Akela Cooper’s screenplay (she also worked on Wan and Ingrid Bisu with the story) fuses many parallel story ideas. Madison sees murders happen in spaces where her surroundings melt around her. The same terrifying presence that we come to know as Gabriel (voiced by Ray Chase, played by Marina Mazepa) is on a mission to exact vengeance on the remaining doctors and complicate Madison’s life. He somehow hints at a link between them. From there, along with her sister Sydney (Maddie Hasson), they search for the truth through old home movies and repressed memories. We have an adoption family drama, a slasher film, and a potential telepathic link between an innocent bystander and a crazed killer. All of this, with a splash of Cronenberg-esque body horror and detective thriller, sounds like a mess on paper. Sometimes, it’s a lot to take it, but it’s an adjacent fun rollercoaster ride.

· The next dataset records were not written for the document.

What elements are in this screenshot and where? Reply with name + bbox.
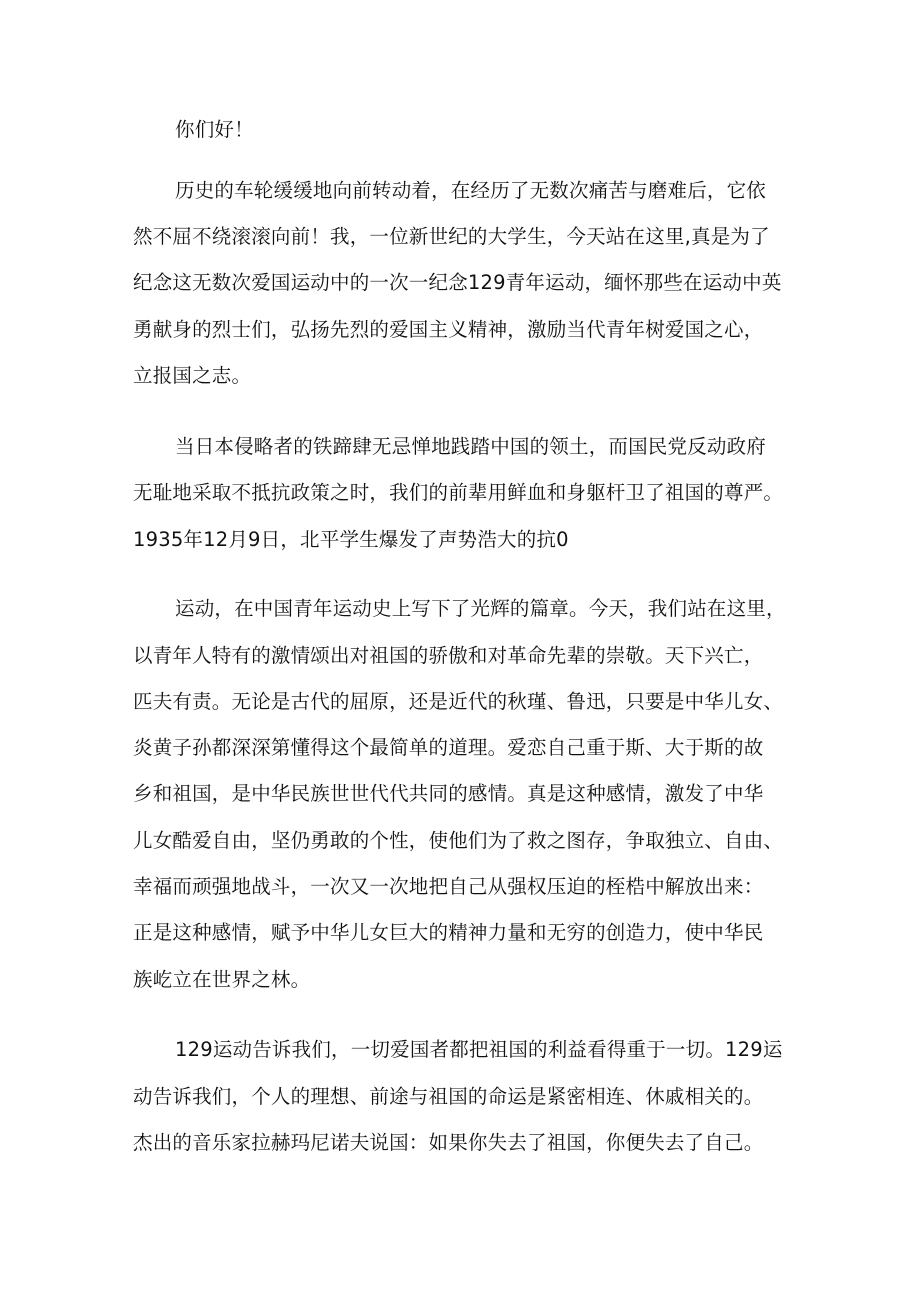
paragraph-3-line-7: 幸福而顽强地战斗，一次又一次地把自己从强权压迫的桎梏中解放出来：	[133, 875, 764, 898]
paragraph-4-line-3: 杰出的音乐家拉赫玛尼诺夫说国：如果你失去了祖国，你便失去了自己。	[133, 1131, 764, 1154]
paragraph-1-line-1: 历史的车轮缓缓地向前转动着，在经历了无数次痛苦与磨难后，它依	[175, 179, 767, 202]
paragraph-3-line-8: 正是这种感情，赋予中华儿女巨大的精神力量和无穷的创造力，使中华民	[133, 921, 764, 944]
paragraph-1-line-2: 然不屈不绕滚滚向前！我，一位新世纪的大学生，今天站在这里,真是为了	[133, 225, 770, 248]
paragraph-4-line-2: 动告诉我们，个人的理想、前途与祖国的命运是紧密相连、休戚相关的。	[133, 1085, 764, 1108]
paragraph-4-line-1: 129运动告诉我们，一切爱国者都把祖国的利益看得重于一切。129运	[175, 1038, 783, 1061]
paragraph-3-line-1: 运动，在中国青年运动史上写下了光辉的篇章。今天，我们站在这里，	[175, 597, 786, 620]
paragraph-3-line-3: 匹夫有责。无论是古代的屈原，还是近代的秋瑾、鲁迅，只要是中华儿女、	[133, 690, 784, 713]
paragraph-2-line-2: 无耻地采取不抵抗政策之时，我们的前辈用鲜血和身躯杆卫了祖国的尊严。	[133, 481, 784, 504]
paragraph-3-line-2: 以青年人特有的激情颂出对祖国的骄傲和对革命先辈的崇敬。天下兴亡，	[133, 644, 764, 667]
paragraph-1-line-3: 纪念这无数次爱国运动中的一次一纪念129青年运动，缅怀那些在运动中英	[133, 271, 782, 294]
paragraph-2-line-3: 1935年12月9日，北平学生爆发了声势浩大的抗0	[133, 528, 569, 551]
greeting: 你们好！	[175, 118, 254, 141]
paragraph-3-line-6: 儿女酷爱自由，坚仍勇敢的个性，使他们为了救之图存，争取独立、自由、	[133, 829, 784, 852]
paragraph-1-line-5: 立报国之志。	[133, 364, 252, 387]
paragraph-3-line-9: 族屹立在世界之林。	[133, 968, 311, 991]
paragraph-1-line-4: 勇献身的烈士们，弘扬先烈的爱国主义精神，激励当代青年树爱国之心，	[133, 318, 764, 341]
paragraph-3-line-4: 炎黄子孙都深深第懂得这个最简单的道理。爱恋自己重于斯、大于斯的故	[133, 736, 764, 759]
paragraph-2-line-1: 当日本侵略者的铁蹄肆无忌惮地践踏中国的领土，而国民党反动政府	[175, 435, 767, 458]
paragraph-3-line-5: 乡和祖国，是中华民族世世代代共同的感情。真是这种感情，激发了中华	[133, 782, 764, 805]
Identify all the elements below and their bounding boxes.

While the first two acts of Malignant strive to stay grounded at a considerable pace – the latter half of the film takes the restrictor plates of the engine. Wan steers you to a place where you think you know how the story is going to unfold. We walk into familiar James Wan settings like a living room where a hypnotherapist is summoned to dive into the root of Madison’s and Gabriel’s past. VHS tapes of a young Madison (played by Mckenna Grace) hearken to Gabriel being a sinister imaginary friend. Detectives Kekoa Shaw (George Young) and Regina Moss (Michole Briana White) illustrate the good cop/bad cop dynamic, with Moss suspecting Madison’s stories. I mean, would you believe that an imaginary friend is violently manifesting itself to a tune of a multiplying trail of bodies?

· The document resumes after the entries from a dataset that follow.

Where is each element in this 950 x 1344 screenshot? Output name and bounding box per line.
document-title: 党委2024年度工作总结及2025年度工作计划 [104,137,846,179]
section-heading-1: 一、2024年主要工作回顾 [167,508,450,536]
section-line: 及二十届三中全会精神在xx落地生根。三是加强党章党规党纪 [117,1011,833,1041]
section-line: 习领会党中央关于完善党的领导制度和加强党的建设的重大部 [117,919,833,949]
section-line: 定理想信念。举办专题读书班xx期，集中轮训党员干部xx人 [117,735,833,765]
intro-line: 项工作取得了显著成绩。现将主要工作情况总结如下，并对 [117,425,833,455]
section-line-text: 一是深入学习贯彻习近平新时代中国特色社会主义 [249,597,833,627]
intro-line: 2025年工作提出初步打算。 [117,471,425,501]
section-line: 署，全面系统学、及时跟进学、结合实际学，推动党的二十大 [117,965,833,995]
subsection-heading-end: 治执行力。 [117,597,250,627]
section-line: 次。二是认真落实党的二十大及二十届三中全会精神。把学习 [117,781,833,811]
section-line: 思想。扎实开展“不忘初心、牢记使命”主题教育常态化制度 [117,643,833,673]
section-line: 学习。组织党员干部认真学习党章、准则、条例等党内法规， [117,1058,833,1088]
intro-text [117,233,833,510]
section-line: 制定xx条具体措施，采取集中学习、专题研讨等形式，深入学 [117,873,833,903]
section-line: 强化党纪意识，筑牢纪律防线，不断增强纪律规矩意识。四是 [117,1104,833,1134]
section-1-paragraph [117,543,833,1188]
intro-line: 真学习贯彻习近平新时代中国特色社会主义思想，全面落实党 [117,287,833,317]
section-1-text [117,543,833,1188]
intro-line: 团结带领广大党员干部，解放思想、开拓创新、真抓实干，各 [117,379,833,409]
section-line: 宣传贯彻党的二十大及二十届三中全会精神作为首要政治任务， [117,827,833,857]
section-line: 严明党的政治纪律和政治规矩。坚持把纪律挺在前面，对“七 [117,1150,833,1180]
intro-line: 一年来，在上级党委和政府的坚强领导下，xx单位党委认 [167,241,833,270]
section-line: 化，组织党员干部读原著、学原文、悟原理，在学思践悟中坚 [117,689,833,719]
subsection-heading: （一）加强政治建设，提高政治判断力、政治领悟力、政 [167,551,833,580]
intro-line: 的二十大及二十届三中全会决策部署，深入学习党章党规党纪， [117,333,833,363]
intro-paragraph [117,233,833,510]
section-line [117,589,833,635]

That’s where the charm of Malignant lies. It relishes in the ridiculous and campy nature of its twist and doesn’t hold back. Especially finding out what Gabriel is and how the parasitic relationship with Madison reveals itself to be. There are buckets of blood, severed body parts galore, but also a story about body autonomy. Madison has many things taken from her; from her babies, her identity, not knowing who her true family is, and being subject to experiments early in her life. A storyline that swims through the undercurrent of the bombastic visualizations you see throughout the runtime. Like those for Insidious and The Conjuring, Joseph Bishara’s score serves as an inflection point when certain revelations come to pass or to be a tension raiser. A collision of gorgeous and ghastly colors of fogs devour certain places.

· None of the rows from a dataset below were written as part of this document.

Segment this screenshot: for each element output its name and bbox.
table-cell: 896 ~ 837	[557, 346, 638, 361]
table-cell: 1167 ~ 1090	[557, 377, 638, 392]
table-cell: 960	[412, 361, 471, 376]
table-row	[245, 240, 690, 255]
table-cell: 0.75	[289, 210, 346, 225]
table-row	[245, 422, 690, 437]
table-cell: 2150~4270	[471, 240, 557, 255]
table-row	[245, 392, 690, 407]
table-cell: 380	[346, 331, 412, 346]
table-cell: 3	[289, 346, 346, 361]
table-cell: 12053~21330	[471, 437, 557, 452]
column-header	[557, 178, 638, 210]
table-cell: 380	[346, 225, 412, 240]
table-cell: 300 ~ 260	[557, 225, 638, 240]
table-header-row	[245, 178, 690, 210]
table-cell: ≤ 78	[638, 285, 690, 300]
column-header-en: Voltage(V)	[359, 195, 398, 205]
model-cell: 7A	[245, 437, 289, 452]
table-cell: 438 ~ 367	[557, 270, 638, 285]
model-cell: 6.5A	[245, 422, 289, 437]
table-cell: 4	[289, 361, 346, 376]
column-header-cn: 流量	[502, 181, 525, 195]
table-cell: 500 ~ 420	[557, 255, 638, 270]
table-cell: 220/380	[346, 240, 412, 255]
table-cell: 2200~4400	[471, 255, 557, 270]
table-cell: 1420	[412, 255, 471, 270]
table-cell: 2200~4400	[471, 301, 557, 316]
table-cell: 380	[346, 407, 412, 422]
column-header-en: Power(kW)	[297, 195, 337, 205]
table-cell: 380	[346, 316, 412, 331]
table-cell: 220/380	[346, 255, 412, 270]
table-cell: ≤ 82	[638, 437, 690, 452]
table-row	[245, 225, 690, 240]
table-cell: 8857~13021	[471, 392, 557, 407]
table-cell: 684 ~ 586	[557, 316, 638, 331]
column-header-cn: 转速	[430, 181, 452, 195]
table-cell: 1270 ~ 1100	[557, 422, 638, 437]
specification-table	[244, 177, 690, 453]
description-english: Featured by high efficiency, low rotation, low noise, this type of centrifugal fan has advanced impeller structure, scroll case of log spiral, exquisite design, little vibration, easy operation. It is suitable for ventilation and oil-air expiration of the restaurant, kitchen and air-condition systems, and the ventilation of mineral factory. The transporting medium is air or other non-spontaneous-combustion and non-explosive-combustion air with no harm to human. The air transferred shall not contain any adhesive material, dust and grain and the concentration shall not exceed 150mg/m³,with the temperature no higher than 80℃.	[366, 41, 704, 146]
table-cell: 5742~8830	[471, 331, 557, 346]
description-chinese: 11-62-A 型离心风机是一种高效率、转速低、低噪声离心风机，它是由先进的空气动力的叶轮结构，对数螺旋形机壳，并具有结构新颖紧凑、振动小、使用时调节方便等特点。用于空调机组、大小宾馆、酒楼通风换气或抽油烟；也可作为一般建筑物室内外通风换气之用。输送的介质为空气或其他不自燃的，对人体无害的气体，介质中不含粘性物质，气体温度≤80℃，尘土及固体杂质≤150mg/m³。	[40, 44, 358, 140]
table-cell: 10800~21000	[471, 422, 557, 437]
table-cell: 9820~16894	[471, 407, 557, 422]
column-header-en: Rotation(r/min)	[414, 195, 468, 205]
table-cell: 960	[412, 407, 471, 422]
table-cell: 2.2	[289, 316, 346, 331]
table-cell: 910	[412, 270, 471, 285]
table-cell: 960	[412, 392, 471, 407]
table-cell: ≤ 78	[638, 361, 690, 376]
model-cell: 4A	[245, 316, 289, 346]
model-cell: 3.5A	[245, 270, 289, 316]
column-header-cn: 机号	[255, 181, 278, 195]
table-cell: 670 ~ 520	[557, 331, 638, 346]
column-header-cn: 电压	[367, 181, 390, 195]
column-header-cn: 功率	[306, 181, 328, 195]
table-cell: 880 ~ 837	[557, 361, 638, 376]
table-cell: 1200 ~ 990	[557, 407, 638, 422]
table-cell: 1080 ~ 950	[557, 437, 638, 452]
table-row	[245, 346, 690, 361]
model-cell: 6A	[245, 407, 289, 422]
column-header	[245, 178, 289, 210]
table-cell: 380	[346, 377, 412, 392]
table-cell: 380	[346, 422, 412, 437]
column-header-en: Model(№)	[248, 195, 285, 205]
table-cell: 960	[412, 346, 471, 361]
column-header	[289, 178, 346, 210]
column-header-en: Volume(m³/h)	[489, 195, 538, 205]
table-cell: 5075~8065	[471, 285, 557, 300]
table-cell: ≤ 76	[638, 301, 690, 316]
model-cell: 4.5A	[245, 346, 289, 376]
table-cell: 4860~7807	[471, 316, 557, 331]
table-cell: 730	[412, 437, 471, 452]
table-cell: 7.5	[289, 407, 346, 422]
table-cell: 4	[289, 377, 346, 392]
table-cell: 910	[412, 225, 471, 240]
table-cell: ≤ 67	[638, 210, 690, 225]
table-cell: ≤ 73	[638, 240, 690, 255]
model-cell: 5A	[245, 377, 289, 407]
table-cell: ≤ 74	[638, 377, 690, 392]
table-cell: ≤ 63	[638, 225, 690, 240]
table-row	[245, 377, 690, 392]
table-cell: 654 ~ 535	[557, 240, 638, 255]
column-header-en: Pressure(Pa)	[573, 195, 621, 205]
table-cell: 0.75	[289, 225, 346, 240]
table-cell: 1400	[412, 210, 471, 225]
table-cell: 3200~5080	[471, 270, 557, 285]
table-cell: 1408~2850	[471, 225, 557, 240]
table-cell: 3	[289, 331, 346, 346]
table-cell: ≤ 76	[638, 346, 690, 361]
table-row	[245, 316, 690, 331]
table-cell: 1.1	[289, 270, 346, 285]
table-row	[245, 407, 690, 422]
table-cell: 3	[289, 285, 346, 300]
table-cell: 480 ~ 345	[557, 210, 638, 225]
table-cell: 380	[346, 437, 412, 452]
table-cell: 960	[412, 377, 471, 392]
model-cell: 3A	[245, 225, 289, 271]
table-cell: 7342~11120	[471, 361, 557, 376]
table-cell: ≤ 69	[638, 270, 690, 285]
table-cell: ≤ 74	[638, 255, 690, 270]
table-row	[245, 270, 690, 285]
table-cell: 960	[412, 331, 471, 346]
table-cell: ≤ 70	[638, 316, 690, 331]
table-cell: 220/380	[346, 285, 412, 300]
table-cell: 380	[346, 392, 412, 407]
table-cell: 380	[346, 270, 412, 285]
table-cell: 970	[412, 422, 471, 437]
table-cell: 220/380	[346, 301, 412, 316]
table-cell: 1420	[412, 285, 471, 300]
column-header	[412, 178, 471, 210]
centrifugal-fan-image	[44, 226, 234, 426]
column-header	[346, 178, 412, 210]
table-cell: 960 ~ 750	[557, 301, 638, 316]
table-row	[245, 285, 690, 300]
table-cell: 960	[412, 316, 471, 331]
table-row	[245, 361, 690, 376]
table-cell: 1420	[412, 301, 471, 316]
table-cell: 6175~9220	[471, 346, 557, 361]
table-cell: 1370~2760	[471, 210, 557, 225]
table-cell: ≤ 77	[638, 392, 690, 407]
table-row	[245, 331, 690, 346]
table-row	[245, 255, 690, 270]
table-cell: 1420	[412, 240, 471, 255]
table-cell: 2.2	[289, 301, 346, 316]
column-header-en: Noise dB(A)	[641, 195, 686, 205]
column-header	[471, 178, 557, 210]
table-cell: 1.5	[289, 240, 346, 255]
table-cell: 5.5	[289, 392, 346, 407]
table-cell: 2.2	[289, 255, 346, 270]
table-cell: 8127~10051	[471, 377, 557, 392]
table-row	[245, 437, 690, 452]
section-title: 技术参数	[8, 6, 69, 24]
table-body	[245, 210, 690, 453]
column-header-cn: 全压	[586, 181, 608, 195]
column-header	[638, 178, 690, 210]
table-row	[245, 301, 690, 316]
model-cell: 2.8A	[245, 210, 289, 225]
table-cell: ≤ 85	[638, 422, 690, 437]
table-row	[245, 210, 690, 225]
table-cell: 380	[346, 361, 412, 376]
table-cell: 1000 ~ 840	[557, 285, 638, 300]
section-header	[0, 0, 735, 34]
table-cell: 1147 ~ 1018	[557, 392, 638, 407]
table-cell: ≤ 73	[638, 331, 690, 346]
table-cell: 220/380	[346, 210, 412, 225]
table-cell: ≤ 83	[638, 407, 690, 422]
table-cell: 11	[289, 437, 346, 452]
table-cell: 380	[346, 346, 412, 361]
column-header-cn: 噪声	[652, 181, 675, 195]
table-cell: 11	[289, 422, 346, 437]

Malignant could have been another venture into the paranormal or a choice to follow one path. And it’s better than it didn’t. In some ways, it’s a terror love letter to the Giallo sub-genre with the farfetched insanity of 1979’s The Brood and the Masters of Horror episode, “Imprint.” A world was created where anything conceivable could happen. While the twists and turns could disorient some in parts, we will look at this as a horror film that wasn’t afraid to get weird and love doing it.